Dans une de leurs études internes, une adolescente explique que si sa génération est si anxieuse et déprimée, c'est notamment à cause de cette impression venue des réseaux sociaux de "devoir être parfait".

>> Lire à ce sujet : Facebook a minimisé les effets néfastes de ses plateformes, révèle le Wall Street Journal

Standardiser les visages

Pour le psychologue et psychanalyste français Michael Stora, les images retouchées sur les réseaux sociaux créent ce qu'il appelle "une dysmorphophobie sociétale".

"C'est-à-dire qu'à force d'être confronté à des images très idéalisées, surtout à l'adolescence où le corps est en train de se transformer, les jeunes vont se focaliser sur une partie de leur corps ou visage comme étant à l'origine de toutes les souffrances", précise le psychologue.

Pour lui, les réseaux sociaux participent à la standardisation des visages et la nouvelle loi norvégienne pourrait avoir un impact positif. "Le fait qu'on oblige ces influenceuses et influenceurs à pouvoir dire qu'ils sont faux et que c'est une mise en scène pourrait peut-être faire baisser la pression de ce monde incroyablement idéalisé", ajoute-t-il.

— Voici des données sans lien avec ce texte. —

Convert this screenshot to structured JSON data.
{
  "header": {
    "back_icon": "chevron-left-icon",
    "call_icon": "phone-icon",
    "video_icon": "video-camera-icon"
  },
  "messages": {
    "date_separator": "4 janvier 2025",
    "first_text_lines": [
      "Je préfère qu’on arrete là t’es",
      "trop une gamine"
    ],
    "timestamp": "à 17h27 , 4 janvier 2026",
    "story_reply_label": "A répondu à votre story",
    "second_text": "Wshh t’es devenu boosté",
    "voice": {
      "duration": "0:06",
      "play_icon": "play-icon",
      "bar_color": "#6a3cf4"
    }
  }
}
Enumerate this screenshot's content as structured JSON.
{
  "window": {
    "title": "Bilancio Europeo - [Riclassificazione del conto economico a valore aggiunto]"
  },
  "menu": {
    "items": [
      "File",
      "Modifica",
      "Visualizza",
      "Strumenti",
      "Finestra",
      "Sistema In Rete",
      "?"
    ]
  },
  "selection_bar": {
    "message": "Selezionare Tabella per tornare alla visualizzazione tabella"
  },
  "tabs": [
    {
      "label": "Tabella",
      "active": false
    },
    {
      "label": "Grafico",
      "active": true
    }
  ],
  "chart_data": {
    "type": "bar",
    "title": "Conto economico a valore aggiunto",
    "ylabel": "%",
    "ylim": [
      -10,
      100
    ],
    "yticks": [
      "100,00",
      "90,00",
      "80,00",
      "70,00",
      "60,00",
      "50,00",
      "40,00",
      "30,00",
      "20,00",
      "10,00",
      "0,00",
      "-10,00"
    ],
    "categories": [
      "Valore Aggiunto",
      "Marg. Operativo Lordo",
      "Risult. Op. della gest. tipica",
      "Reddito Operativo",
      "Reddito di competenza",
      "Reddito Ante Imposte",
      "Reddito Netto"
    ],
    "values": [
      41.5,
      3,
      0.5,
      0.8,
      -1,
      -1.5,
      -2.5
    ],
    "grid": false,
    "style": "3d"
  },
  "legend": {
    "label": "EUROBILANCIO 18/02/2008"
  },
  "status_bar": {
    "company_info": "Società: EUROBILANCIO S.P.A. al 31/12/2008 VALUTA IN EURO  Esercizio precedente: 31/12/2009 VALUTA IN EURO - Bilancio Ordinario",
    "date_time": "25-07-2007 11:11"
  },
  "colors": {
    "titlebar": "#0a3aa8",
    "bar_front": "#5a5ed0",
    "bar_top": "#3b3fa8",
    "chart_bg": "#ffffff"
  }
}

Une application difficile mais un message important

Cependant, la loi va être difficile à mettre en oeuvre, comme l'ont déjà indiqué les autorités norvégiennes. Céline Perret estime qu'il sera difficile de repérer ces contenus retouchés et modifiés.

"Quand une retouche est bien faite, ça ne se voit pas. Donc comment retrouver et amender les personnes qui abusent des retouches? Mais le message que fait passer cette loi est important et je suis assez partante que ça ne soit pas seulement limité à la Norvège", déclare-t-elle.

Le psychanalyste Michael Stora, lui, voit dans cette loi une valeur symbolique. "Je ne crois pas que dans la réalité, les adolescents et adolescentes vont quitter les réseaux sociaux en réalisant que cela est faux. Par contre, c'est une sorte de message de prévention qui vient de l'Etat et cela peut avoir un impact sur la construction de l'image de soi chez les jeunes", analyse-t-il.